Angel sparing Holtz after Holtz stole Connor proves he's the better man between them. Agree or disagree?
Should I assume that you've read the Dark Horse (sadly) canon comics, specifically the Angel and Faith series, and that this is what inspired you to ask this?
That series was a perfect example exactly how you should not treat your morally grey protagonist, and of what people sometimes refer to as the "Protagonist Privilege". The TV show never, or almost never, made me feel this way, but Christos Gage wrote a series that was not about really exploring the issues of Angel's guilt and struggle for redemption - it was all about the narrative downplaying Angel's horrible acts (especially the newest and particularly damning ones he had just committed in the Buffy comics that preceded it) and having all the good guy characters (especially Faith) straight up tell him over and over - and through him the audience - that Angel is a great guy who deserves to be forgiven, because he feels bad and wants to do good. No ambiguity, no tension over the issue - will be prove himself worthy of redemption? Will the people he hurt (including Buffy) be able to forgive him? No, the series made sure you understood there was never any uncertainty about their protagonist being a good guy, and it consistently portrayed people who had a grudge against him (for things like him having killed their friends and loved ones) as misled and in need of changing their outlook on life.
One of the things that really has stuck in my mind, and one of the low points of the season in my opinion, was a speech by Faith, (IIRC) where she was reassuring Angel that he was a better person than Holtz, because Holtz couldn't let go of his obsession with revenge against Angel.
And that made me incredibly angry. You don't get to murder someone's entire family, traumatize them horrifically, and then be considered a "better" person than them when they don't want to forgive you and when they want revenge. You just don't.
So Angel didn't take revenge against Holtz that Holtz did as revenge for what Angel had done to him? So what? Holtz stealing Connor does not make them even. Don't get me wrong, I consider Holtz a tragic villain, and he considered himself evil by the end, when he was asking Justine to kill him so he could execute his revenge to the end. But Angel is responsible for Holtz becoming the way he became.
And the reason Angel spared Holtz is because Angel was aware of this, and felt guilty for what he had done to Holtz, and for turning him into what he had become. It's not like Angel is generally an incredibly forgiving kind of person. What did he do after Connor was stolen? He tried to strangle Wesley in his hospital bed - and not even impulsively. He was refusing to forgive Wesley (even while knowing Wesley did not intend for Connor to be hurt and was acting out of a misguided concern for the child), and Wesley had to save him from years if not decades or centuries of hellish existence for forgiveness to even be possible. And I loved this and loved Angel for it, for being portrayed as a real, human (!) person, with believable human emotions, not some flawless heroic angel that the comics wanted to tell me he was.
I could also mention the fact that Angel, after getting cursed with having his soul back, wasn't doing any good for almost a century. He tried to get back to Darla but wasn't evil enough for her taste, was mostly roaming around aimlessly, and showed himself to definitely not be the forgiving kind when he left all the people who had lynched him to be devoured by the demon in the hotel. It was only in some 90 years after his re-soulment, after Whistler approached him and told him he had a mission and showed him Buffy, that he started to actively try to redeem himself.

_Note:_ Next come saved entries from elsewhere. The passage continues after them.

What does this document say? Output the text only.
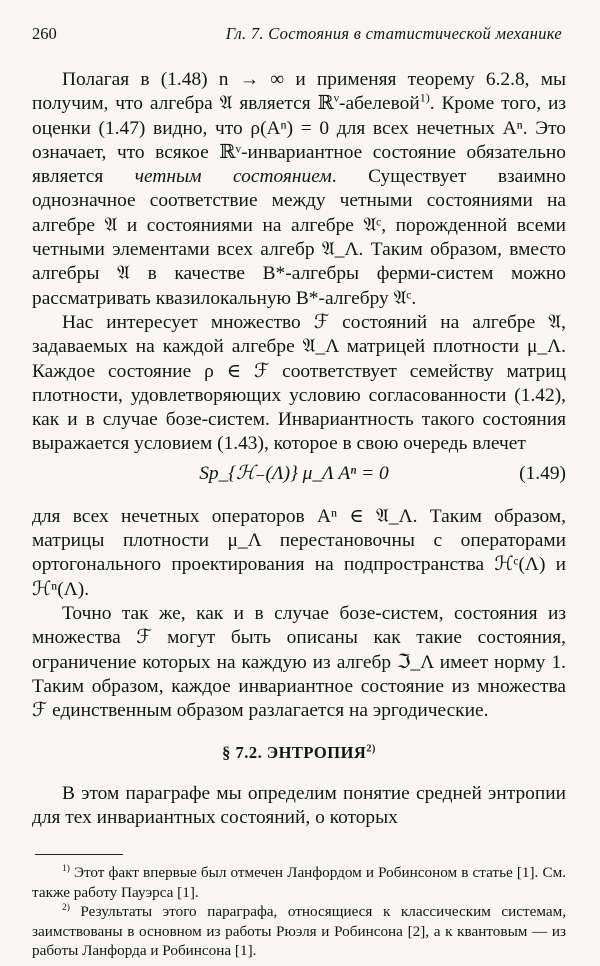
260	Гл. 7. Состояния в статистической механике

Полагая в (1.48) n → ∞ и применяя теорему 6.2.8, мы получим, что алгебра 𝔄 является ℝ$^\nu$-абелевой$^{1)}$. Кроме того, из оценки (1.47) видно, что ρ(Aⁿ) = 0 для всех нечетных Aⁿ. Это означает, что всякое ℝᵛ-инвариантное состояние обязательно является четным состоянием. Существует взаимно однозначное соответствие между четными состояниями на алгебре 𝔄 и состояниями на алгебре 𝔄ᶜ, порожденной всеми четными элементами всех алгебр 𝔄_Λ. Таким образом, вместо алгебры 𝔄 в качестве B*-алгебры ферми-систем можно рассматривать квазилокальную B*-алгебру 𝔄ᶜ.

Нас интересует множество ℱ состояний на алгебре 𝔄, задаваемых на каждой алгебре 𝔄_Λ матрицей плотности μ_Λ. Каждое состояние ρ ∈ ℱ соответствует семейству матриц плотности, удовлетворяющих условию согласованности (1.42), как и в случае бозе-систем. Инвариантность такого состояния выражается условием (1.43), которое в свою очередь влечет

Sp_{ℋ₋(Λ)} μ_Λ Aⁿ = 0	(1.49)

для всех нечетных операторов Aⁿ ∈ 𝔄_Λ. Таким образом, матрицы плотности μ_Λ перестановочны с операторами ортогонального проектирования на подпространства ℋᶜ(Λ) и ℋⁿ(Λ).

Точно так же, как и в случае бозе-систем, состояния из множества ℱ могут быть описаны как такие состояния, ограничение которых на каждую из алгебр ℑ_Λ имеет норму 1. Таким образом, каждое инвариантное состояние из множества ℱ единственным образом разлагается на эргодические.

§ 7.2. ЭНТРОПИЯ$^{2)}$

В этом параграфе мы определим понятие средней энтропии для тех инвариантных состояний, о которых

$^{1)}$ Этот факт впервые был отмечен Ланфордом и Робинсоном в статье [1]. См. также работу Пауэрса [1].

$^{2)}$ Результаты этого параграфа, относящиеся к классическим системам, заимствованы в основном из работы Рюэля и Робинсона [2], а к квантовым — из работы Ланфорда и Робинсона [1].
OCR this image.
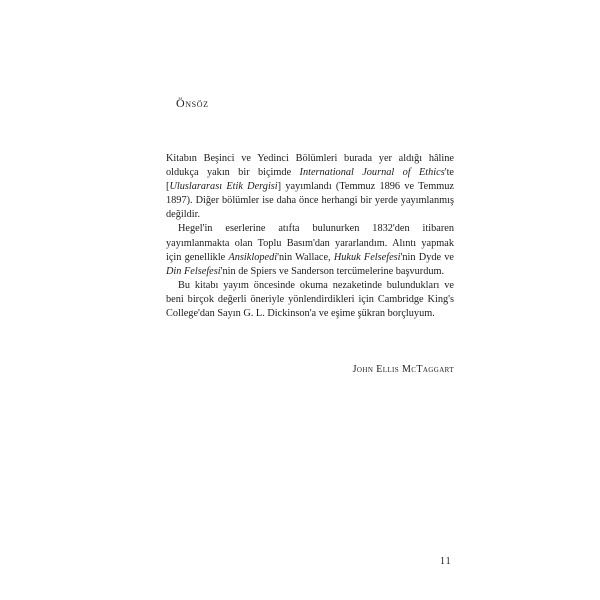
Önsöz

Kitabın Beşinci ve Yedinci Bölümleri burada yer aldığı hâline oldukça yakın bir biçimde International Journal of Ethics'te [Uluslararası Etik Dergisi] yayımlandı (Temmuz 1896 ve Temmuz 1897). Diğer bölümler ise daha önce herhangi bir yerde yayımlanmış değildir.

Hegel'in eserlerine atıfta bulunurken 1832'den itibaren yayımlanmakta olan Toplu Basım'dan yararlandım. Alıntı yapmak için genellikle Ansiklopedi'nin Wallace, Hukuk Felsefesi'nin Dyde ve Din Felsefesi'nin de Spiers ve Sanderson tercümelerine başvurdum.

Bu kitabı yayım öncesinde okuma nezaketinde bulundukları ve beni birçok değerli öneriyle yönlendirdikleri için Cambridge King's College'dan Sayın G. L. Dickinson'a ve eşime şükran borçluyum.

John Ellis McTaggart

11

Holtz went through a horrific trauma of finding his family murdered, probably tortured before that (Angel made hints about having raped his wife) and his young daughter turned into a monster - which, as far as he knew and/or believed, as a religious man and a vampire killer, meant he had to kill her, and also made it questionable if she could go to heaven. No surprise he became even more obsessed with finding and killing the perpetrators. We don't know how long he was on Angel's and Darla's trail, but this couldn't have been too long - months to maybe a couple of years? And then he was transported to the present by a demon who offered him a chance of revenge. From his POV, it had not been centuries, it all happened over a relatively short period. Would you be satisfied and said "oh well, I don't need revenge anymore" if someone told you "he's good now"? We also don't see Holtz surrounded by a bunch of people trying to dissuade him from revenge and giving him a taste of normal life and friendship. The people he gathered in LA were those as desperate and traumatized as himself, and none of them seemed to question him. Now, yes, he did get 16 years with Connor, and you could imagine a heartfelt story where raising Connor and being his surrogate dad could heal Holtz and made him decide this was more important than revenge.... but these 16 years were spent in a hell dimension, just him and a child in hell . Not something that seems likely to help anyone's mental health.
In short: even if I accepted the premise of judging "is the perpetrator a better person than their victim if they didn't take revenge after the person they hurt took revenge on them?"!," I don't think we could even compare Angel and Holtz as they were not in the same circumstances.